The opinion of the Court was drawn up by

Whitman C. J.

This is an action of debt, instituted to recover certain penalties, supposed to have been incurred under the Rev. Stat. ch. 51, and an act passed in 1844, in amendment thereof. The declaration contains two sets of counts ; the first for selling lime, contained in casks not seventeen inches in width between the chimes; the second set, for selling lime in casks not made, marked and branded according to the requirements contained in said statutes. After the action was commenced, and while it was pending in Court, an act was passed (ch. 213 of 1846,) repealing § 9 of the c. 51; and also the amendatory act of 1844. And now the defendant contends, that the action cannot be maintained, because, as he supposes, $ 9 alone prescribed the offences set forth in the declaration. To this it is replied, first, that the right to the forfeiture had vested in the plaintiff upon his bringing his action therefor, before the repealing act was passed ; and, therefore, that it was not competent for ■'the Legislature to deprive him of the same, by a posterior act; and, secondly, that <§, 10 of said ch. 51, remains unrepealed; and provides, that each lime cask, shall be branded on the outside of the bilge, with the initial of the Christian, and the whole of the surname, of the manufacturer thereof; and the second set of counts, being for selling casks, containing lime, not made, marked and branded, are within its terms.
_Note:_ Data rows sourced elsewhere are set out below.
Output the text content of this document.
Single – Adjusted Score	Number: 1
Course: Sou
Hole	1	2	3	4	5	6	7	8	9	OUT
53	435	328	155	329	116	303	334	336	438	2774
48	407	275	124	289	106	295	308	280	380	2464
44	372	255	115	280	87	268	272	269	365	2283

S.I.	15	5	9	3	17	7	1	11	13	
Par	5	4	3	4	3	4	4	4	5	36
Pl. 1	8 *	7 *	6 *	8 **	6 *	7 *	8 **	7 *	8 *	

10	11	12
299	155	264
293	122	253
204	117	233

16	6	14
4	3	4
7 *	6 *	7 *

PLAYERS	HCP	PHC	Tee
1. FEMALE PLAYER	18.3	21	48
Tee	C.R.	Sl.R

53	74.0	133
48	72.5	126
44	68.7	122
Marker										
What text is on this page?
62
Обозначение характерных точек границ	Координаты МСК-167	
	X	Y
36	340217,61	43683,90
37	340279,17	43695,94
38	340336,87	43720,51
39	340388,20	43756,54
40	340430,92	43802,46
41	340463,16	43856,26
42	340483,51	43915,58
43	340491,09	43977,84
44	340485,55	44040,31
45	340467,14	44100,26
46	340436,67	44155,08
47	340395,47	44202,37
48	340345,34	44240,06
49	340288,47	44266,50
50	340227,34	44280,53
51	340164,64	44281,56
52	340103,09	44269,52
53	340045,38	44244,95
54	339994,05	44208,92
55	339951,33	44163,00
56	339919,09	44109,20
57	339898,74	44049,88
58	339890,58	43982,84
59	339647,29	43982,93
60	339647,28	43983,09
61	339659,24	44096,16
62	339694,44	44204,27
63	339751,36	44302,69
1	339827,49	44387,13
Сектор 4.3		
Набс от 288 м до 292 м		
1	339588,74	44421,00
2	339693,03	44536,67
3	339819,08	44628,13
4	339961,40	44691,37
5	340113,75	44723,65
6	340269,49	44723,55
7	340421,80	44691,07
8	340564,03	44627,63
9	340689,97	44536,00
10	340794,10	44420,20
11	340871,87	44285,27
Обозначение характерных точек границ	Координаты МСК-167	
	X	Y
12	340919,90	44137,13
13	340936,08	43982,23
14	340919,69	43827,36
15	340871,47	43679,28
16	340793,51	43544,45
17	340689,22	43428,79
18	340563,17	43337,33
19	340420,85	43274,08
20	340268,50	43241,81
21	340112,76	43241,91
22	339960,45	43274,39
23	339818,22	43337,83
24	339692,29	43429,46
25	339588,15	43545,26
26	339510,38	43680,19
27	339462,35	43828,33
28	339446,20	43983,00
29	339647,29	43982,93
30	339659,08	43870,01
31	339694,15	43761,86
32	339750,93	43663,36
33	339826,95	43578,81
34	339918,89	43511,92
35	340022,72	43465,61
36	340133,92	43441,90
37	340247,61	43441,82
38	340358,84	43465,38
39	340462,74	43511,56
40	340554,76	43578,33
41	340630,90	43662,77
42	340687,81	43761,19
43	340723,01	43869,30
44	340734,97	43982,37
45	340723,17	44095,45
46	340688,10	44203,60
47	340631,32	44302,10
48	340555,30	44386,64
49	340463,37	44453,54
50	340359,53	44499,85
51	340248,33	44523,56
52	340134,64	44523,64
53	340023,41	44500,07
*457As to the first ground, relied upon by the plaintiff to obviate the effect of the repealing act, he relies, with much apparent confidence, upon the principles which governed the courts in the decisions of Couch, qui tam, v. Jeffries, 4 Burr. 2460, and Dash v. Van Kleeck, 7 Johns. R. 477. These cases, however, upon examination will not be found, at all points, parallel with the one before us. In neither of those cases was there a direct repeal of the provisions upon which the actions were respectively founded. In the first, which was for not paying the stamp duties upon an indenture of apprenticeship, and the defendant after verdict against him therefor, paid to the proper officer the duty, relying upon a law enacted after the action was instituted, that such delinquents, on paying the duty within a certain time, should be discharged from the penalty, the court held the act to be prospective, and that it could not affect actions in which the defendant had no day in Court to interpose such a defence. In the latter case, a sheriff was sued by a creditor, and for an escape of his debtor, who had given bonds for the liberties of the jail, which was a security only to the sheriff; and afterwards an act was passed declaratory of the law, to the effect, that such actions should not be brought against the sheriff, but, that bonds, so taken by him, should be assigned to the creditors, upon which they might seek their remedies. The Court held the act to be prospective; and that it did not interfere with the right of the plaintiff, which was considered as previously vested.

But the authorities cited by the defendant’s counsel are abundant to show, that where a penal action, as the one before us undoubtedly is, the penalty being given to any one who may sue for the same, is founded on a statute repealed after action brought, it takes away the foundation upon which the superstructure is based; and this Court has often decided that actions so situated must fail to be sustained. A large number of actions, lately pending for penalties, which had accrued under the militia law, were ruled to be no longer sustainable, when that law was abrogated.

*458But with regard to the other ground, relied upon by the plaintiff, our conclusion is different. The 10th section is clearly in force. From the finding of the jury, under the instruction of the Court, we must regard it as a fact, that the casks were not branded as required in that section. The instructions were as favorable to the defendant as he could properly claim to have had them. The jury were required, in order to a conviction, to find that the casks were not seventeen inches in width between the chimes, and were not made, marked and branded as required by that statute. They were not instructed that a deficiency in either particular would be sufficient to sustain the action, but that they must find them all, conjunc-tively, to be as alleged, before their verdict could be returned against the defendant. Hence, in finding the defendant guilty, they must be regarded as having found, that the casks were not branded as required in §10; and, having so found, the defendant was not aggrieved by the instruction, and had no right to except thereto; and the second set of counts may be sustained. The instruction, as applicable to the first set of counts, was erroneous, but were immaterial, and therefore can form no cause for sustaining the exceptions.